Introduced by Assemblymember Matt Haney (D-San Francisco) in February, the bill would allow marijuana dispensaries and cannabis lounges in California to offer food and beverages and host live music events, much like the cannabis coffee shops in Amsterdam.
This initiative seeks to support marijuana businesses in a fiercely competitive market by allowing them to diversify, akin to the renowned Amsterdam-style cannabis coffee shops that draw marijuana enthusiasts visiting the Dutch capital. In Dutch cannabis cafes, customers can purchase food and non-alcoholic beverages alongside their cannabis products.
Currently, in California, there are a few cannabis lounges primarily found in San Francisco and Oakland.
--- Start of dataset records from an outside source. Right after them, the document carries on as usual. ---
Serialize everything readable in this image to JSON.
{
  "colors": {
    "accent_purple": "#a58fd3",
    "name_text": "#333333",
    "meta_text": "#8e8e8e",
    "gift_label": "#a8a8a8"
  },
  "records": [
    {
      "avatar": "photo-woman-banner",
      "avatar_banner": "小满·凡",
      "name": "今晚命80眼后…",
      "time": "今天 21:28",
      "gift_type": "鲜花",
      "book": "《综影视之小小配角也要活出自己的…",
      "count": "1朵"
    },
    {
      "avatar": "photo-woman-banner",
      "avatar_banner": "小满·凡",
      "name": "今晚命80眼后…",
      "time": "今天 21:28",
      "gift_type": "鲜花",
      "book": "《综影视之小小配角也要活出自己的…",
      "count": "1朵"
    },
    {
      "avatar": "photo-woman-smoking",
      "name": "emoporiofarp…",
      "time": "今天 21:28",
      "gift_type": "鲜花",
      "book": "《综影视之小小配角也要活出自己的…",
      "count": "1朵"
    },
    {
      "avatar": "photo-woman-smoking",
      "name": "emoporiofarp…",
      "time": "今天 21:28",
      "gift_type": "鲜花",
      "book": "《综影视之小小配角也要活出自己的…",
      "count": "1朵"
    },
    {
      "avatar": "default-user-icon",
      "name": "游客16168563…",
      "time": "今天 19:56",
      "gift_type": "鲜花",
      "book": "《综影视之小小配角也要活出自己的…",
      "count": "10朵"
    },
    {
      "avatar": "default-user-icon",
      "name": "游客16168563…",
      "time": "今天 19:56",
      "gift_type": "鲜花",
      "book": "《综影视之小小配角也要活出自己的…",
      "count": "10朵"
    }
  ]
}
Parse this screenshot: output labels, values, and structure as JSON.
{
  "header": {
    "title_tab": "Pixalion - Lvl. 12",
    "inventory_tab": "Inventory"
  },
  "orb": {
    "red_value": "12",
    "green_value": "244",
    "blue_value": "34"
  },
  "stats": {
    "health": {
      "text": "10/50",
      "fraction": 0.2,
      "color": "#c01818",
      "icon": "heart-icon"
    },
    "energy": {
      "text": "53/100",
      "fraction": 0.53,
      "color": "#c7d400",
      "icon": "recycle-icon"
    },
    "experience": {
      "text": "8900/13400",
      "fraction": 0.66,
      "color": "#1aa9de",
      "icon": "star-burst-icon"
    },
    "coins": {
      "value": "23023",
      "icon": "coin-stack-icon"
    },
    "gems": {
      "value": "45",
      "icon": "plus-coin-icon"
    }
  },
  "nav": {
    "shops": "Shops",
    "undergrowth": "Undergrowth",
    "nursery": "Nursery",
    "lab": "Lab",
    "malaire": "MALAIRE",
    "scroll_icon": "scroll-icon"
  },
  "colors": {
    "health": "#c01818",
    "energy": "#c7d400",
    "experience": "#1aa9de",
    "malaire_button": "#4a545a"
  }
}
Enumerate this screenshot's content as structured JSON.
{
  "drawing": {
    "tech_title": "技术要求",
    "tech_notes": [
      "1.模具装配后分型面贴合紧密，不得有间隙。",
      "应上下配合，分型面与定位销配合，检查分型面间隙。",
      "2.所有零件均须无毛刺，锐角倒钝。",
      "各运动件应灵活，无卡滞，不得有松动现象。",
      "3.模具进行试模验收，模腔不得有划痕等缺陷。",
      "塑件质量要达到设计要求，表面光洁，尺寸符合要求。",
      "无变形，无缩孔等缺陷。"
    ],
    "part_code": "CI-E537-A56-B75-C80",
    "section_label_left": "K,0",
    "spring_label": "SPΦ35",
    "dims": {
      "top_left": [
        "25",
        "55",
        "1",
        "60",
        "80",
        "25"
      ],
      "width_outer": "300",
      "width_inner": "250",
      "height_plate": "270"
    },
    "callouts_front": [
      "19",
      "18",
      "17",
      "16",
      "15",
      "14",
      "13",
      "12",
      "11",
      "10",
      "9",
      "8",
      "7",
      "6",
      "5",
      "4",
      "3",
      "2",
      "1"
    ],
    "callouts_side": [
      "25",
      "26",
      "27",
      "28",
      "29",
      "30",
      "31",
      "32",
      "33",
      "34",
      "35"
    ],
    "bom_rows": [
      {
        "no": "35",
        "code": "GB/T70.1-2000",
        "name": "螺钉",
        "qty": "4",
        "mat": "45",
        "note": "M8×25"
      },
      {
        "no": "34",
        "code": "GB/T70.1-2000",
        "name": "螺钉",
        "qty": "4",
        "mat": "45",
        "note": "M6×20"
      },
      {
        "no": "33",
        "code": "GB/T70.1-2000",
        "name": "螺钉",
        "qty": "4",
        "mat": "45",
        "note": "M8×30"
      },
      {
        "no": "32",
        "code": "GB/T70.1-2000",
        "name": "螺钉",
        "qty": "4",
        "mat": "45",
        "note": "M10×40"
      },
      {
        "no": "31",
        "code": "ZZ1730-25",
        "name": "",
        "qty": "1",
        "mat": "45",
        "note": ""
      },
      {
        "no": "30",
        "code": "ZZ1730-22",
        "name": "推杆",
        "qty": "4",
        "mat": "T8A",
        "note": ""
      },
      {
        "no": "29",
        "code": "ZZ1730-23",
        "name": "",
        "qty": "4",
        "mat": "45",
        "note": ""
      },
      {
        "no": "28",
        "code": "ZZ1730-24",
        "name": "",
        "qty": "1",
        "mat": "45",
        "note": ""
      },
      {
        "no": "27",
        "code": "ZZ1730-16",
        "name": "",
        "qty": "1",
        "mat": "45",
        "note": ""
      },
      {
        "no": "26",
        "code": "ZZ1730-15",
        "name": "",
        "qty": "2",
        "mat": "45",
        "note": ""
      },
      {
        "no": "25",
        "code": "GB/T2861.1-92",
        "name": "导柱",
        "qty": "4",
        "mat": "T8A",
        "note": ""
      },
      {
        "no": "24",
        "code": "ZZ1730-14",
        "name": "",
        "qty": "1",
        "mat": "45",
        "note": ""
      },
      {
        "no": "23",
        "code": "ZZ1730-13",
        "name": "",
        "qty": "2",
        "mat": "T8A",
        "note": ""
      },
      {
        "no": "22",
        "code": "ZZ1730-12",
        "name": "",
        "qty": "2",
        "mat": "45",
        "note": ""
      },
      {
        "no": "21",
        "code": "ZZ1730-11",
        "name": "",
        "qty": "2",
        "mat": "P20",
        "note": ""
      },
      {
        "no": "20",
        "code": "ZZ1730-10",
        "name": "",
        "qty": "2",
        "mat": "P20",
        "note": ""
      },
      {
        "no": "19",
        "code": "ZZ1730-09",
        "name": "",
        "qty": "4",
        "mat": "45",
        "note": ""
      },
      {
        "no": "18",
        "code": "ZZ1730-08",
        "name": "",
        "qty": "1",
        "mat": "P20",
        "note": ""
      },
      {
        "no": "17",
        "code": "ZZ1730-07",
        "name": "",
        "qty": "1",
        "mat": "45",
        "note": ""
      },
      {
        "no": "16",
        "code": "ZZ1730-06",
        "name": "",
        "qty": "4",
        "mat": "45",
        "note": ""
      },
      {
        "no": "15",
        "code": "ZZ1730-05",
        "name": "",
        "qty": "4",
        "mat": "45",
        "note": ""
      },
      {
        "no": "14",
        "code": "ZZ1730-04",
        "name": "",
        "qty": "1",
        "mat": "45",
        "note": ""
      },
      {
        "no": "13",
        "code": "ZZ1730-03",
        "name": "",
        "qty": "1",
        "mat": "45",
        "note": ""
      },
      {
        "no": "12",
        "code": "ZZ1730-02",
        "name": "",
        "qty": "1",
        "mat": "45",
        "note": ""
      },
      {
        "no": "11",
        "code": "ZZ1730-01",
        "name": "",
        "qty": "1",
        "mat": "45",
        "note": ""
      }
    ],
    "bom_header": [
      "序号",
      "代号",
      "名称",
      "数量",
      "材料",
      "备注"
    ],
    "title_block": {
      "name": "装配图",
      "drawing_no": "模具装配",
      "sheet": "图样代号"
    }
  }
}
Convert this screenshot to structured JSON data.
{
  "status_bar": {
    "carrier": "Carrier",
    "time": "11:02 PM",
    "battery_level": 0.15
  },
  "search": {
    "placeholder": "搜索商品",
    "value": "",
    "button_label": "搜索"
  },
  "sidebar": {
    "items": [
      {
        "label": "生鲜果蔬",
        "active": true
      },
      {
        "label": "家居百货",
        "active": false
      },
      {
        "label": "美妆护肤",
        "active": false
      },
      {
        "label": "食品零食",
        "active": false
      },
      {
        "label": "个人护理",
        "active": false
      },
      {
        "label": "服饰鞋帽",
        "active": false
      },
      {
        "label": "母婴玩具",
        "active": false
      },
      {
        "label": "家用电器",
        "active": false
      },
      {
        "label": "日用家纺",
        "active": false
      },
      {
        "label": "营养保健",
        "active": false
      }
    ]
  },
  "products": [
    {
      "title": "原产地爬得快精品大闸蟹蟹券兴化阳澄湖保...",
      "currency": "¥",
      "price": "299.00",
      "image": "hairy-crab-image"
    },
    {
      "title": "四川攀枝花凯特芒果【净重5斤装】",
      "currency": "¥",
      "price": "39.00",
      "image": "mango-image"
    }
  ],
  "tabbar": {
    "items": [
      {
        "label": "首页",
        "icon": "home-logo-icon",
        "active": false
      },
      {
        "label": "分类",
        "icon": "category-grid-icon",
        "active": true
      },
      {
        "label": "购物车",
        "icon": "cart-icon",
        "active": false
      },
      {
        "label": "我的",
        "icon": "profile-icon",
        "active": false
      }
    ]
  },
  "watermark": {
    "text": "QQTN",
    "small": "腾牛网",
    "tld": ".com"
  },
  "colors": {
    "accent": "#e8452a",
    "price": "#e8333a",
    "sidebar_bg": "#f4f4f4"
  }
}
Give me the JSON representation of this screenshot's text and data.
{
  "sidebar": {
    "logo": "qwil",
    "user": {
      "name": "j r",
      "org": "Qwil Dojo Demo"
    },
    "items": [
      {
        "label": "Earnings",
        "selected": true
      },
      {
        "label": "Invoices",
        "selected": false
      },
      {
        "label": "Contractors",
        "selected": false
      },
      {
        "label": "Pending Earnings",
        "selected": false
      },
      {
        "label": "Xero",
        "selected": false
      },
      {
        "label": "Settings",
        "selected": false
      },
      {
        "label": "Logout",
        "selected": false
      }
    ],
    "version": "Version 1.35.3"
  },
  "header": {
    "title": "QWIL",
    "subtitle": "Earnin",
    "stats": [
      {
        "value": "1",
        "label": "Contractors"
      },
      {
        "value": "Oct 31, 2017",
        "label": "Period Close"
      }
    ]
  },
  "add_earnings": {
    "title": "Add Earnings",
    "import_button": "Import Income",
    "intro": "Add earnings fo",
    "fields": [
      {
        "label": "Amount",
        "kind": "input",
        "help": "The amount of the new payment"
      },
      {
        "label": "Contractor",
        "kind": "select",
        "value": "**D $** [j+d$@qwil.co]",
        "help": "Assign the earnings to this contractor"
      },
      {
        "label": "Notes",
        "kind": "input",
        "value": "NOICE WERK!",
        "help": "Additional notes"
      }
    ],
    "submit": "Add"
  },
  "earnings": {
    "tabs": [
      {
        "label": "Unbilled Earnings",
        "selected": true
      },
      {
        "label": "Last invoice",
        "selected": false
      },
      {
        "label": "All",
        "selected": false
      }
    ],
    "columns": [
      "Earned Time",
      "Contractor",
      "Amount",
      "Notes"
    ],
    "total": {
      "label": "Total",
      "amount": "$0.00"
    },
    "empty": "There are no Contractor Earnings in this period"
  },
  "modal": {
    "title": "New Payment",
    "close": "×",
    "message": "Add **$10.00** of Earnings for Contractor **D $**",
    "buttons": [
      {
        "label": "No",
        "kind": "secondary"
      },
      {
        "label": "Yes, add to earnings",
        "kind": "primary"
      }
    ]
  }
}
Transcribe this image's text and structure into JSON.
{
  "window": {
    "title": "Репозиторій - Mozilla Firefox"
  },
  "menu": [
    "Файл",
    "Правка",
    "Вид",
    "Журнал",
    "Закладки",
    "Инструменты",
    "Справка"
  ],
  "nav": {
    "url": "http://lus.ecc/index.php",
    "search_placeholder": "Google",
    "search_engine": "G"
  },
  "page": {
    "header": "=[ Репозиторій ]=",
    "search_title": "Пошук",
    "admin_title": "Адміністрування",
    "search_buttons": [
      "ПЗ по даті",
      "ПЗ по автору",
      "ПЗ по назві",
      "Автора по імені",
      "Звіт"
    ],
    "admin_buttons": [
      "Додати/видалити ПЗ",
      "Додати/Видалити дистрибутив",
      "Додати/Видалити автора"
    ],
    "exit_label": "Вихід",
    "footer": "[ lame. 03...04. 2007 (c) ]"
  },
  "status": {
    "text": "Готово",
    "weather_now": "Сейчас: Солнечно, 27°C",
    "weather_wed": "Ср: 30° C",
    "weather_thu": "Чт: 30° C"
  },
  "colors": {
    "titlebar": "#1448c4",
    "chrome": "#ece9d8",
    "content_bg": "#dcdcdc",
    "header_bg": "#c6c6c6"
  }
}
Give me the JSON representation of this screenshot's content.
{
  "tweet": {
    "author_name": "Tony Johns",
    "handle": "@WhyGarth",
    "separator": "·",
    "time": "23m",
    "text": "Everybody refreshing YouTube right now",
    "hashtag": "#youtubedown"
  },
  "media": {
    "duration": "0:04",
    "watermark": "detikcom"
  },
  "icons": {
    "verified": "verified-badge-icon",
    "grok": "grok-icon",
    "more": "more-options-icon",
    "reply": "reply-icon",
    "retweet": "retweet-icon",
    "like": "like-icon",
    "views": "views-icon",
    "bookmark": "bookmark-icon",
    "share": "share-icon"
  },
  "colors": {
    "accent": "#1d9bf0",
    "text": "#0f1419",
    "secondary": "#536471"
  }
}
However, they have limitations. These lounges can only offer cannabis products and can’t provide any other items like food. Nevertheless, some businesses have been finding ways to offer on-site consumption and food to their customers. They’ve been doing this in a gray area, collaborating with separate licensed restaurants.
Assembly Bill 374 proposes changes for dispensaries. Instead of just selling marijuana products and accessories, it would allow cities and counties to allow cannabis businesses to sell things like food and beverages and host live music. However, they cannot sell alcohol.
The bill was amended to clarify that hemp-based food items or drinks are not categorized as “non-cannabis” products that can be sold at the cafes. It also specifies that non-cannabis items must be kept and shown separately from all cannabis and cannabis products on the premises.
The legislation is currently awaiting approval from Gov. Newsom. It received strong bipartisan support, passing the California Senate with a vote of 33 to 3 last week and the Assembly with a vote of 66 to 9 on Monday, September 11.
After Gov. Newsom signs the bill, local governments can allow cannabis cafes or consumption lounges to offer soft drinks and freshly prepared food at their dispensaries. However, these establishments will still have restrictions on selling prepackaged food to retailers. Selling alcoholic beverages and smoking tobacco will remain prohibited.
If Gov. Newsom approves it, the law will become effective in January.
Haney’s proposal to introduce cannabis cafes in California seems to contrast with the current situation in Amsterdam, where the city council has recently taken action due to complaints from local residents regarding this type of tourism.
The “Cannabis Cafe” bill has been introduced at a time when public support for marijuana legalization is increasing, with a significant number of people acknowledging their use of the substance.
According to a Gallup survey released last month, 50% of Americans stated that they have experimented with marijuana at some point in their lives.